Since we do not have the raw data that makes up the histogram in Question 6, we cannot calculate the mean of the data exactly. However, we can determine a range in which the mean must lie.
First, let's assume that all of the measured heights are as small as possible. This means that we assume that the \(1\) height in the interval \(135\) – \(140\) is actually \(135\) cm, the \(9\) heights in the interval \(140\) – \(145\) are all \(140\) cm, and so on. If we calculate the mean of all of these \(80\) numbers, then we get\[ \frac{1 \times 135 + 9 \times 140 + 44 \times 145 + 20 \times 150 + 5 \times 155 + 1 \times 160}{80} = \frac{11~710}{80} = 146.375\]From this calculation, we conclude that the mean of the \(80\) actual heights must be \(146.375\) cm or larger.
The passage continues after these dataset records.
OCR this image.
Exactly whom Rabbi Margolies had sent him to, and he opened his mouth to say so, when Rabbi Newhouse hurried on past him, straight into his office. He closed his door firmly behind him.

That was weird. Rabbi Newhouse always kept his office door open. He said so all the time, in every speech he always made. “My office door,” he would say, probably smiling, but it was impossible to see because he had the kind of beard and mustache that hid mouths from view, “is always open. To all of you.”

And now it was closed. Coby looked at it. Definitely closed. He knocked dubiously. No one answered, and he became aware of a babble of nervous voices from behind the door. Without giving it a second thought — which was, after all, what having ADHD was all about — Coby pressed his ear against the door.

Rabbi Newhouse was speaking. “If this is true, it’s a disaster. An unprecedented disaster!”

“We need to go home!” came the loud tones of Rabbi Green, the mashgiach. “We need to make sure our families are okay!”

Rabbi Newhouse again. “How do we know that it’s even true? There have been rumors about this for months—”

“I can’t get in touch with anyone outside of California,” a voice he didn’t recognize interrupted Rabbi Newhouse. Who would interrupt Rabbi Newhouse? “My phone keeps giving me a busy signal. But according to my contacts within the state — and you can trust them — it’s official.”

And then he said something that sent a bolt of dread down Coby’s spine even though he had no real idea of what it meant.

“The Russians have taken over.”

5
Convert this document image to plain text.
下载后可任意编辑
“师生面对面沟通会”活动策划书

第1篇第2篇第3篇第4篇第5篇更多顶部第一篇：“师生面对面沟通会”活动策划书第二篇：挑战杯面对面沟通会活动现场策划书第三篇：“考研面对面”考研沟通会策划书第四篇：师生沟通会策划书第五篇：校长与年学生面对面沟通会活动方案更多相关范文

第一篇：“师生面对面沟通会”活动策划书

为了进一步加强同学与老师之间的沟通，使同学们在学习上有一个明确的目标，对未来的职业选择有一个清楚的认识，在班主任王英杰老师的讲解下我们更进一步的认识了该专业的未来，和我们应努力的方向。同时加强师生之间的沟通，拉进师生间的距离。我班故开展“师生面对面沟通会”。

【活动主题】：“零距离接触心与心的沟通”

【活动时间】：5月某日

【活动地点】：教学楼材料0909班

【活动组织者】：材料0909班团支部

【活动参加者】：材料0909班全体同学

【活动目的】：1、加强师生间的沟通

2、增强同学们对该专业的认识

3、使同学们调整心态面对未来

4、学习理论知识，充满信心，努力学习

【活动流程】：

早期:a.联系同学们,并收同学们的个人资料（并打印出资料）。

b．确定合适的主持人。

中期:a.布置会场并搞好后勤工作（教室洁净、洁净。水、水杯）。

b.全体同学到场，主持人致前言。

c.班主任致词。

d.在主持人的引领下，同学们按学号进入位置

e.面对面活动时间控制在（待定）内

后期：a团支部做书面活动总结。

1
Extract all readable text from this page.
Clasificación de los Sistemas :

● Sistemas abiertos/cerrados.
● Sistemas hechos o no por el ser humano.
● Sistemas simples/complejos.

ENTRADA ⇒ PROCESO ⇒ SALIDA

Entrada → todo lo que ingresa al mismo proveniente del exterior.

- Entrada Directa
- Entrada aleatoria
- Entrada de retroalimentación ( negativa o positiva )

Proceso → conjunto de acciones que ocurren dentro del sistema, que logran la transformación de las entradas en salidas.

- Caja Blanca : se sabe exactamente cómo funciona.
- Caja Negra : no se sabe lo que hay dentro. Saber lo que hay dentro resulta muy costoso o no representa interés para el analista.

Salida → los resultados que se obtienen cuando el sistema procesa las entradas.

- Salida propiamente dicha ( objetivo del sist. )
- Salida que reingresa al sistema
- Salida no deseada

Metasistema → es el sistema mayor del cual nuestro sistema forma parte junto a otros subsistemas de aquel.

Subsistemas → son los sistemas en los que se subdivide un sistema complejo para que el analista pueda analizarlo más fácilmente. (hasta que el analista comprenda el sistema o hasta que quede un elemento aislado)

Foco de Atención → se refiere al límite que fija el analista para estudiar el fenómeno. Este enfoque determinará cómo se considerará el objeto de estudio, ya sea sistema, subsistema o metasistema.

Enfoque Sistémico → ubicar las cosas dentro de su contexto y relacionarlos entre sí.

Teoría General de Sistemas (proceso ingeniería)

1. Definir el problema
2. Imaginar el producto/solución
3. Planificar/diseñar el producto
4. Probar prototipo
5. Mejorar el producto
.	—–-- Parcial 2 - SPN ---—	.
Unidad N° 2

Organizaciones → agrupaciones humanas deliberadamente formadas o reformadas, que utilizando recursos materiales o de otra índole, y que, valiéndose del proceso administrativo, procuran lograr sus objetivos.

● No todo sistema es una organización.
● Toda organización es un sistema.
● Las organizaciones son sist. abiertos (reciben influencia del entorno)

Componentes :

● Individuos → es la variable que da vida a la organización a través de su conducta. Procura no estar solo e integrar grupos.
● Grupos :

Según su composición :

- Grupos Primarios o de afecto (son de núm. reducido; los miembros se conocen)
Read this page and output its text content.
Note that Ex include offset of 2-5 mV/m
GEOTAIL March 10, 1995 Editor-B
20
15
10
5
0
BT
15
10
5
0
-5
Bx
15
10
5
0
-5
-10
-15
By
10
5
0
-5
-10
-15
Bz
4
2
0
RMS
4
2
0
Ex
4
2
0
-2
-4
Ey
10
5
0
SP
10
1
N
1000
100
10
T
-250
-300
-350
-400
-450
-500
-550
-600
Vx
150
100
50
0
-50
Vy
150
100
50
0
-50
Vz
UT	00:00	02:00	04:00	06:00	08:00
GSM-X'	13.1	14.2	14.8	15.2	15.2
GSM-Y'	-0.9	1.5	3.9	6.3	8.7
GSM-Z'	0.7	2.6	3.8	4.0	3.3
Second, let's assume that all of the measured heights are as large as possible. (This is a bit trickier as there is actually no "largest possible height" in each interval! What is the largest possible value of the \(1\) height in the interval \(135\) – \(140\)? We actually can't answer this question.) Since we know that the \(1\) height in the interval \(135\) – \(140\) must be smaller than \(140\), let's just take it to be \(140\) cm. Similarly, we take the \(9\) heights in the interval \(140\) – \(145\) to all be \(145\), and so on. If we calculate the mean of these \(80\) numbers, then we get \[ \frac{1 \times 140 + 9 \times 145 + 44 \times 150 + 20 \times 155 + 5 \times 160 + 1 \times 165}{80} = \frac{12~110}{80} = 151.375\]
From this calculation, we conclude that the mean of the \(80\) actual heights must be smaller than \(151.375\) cm.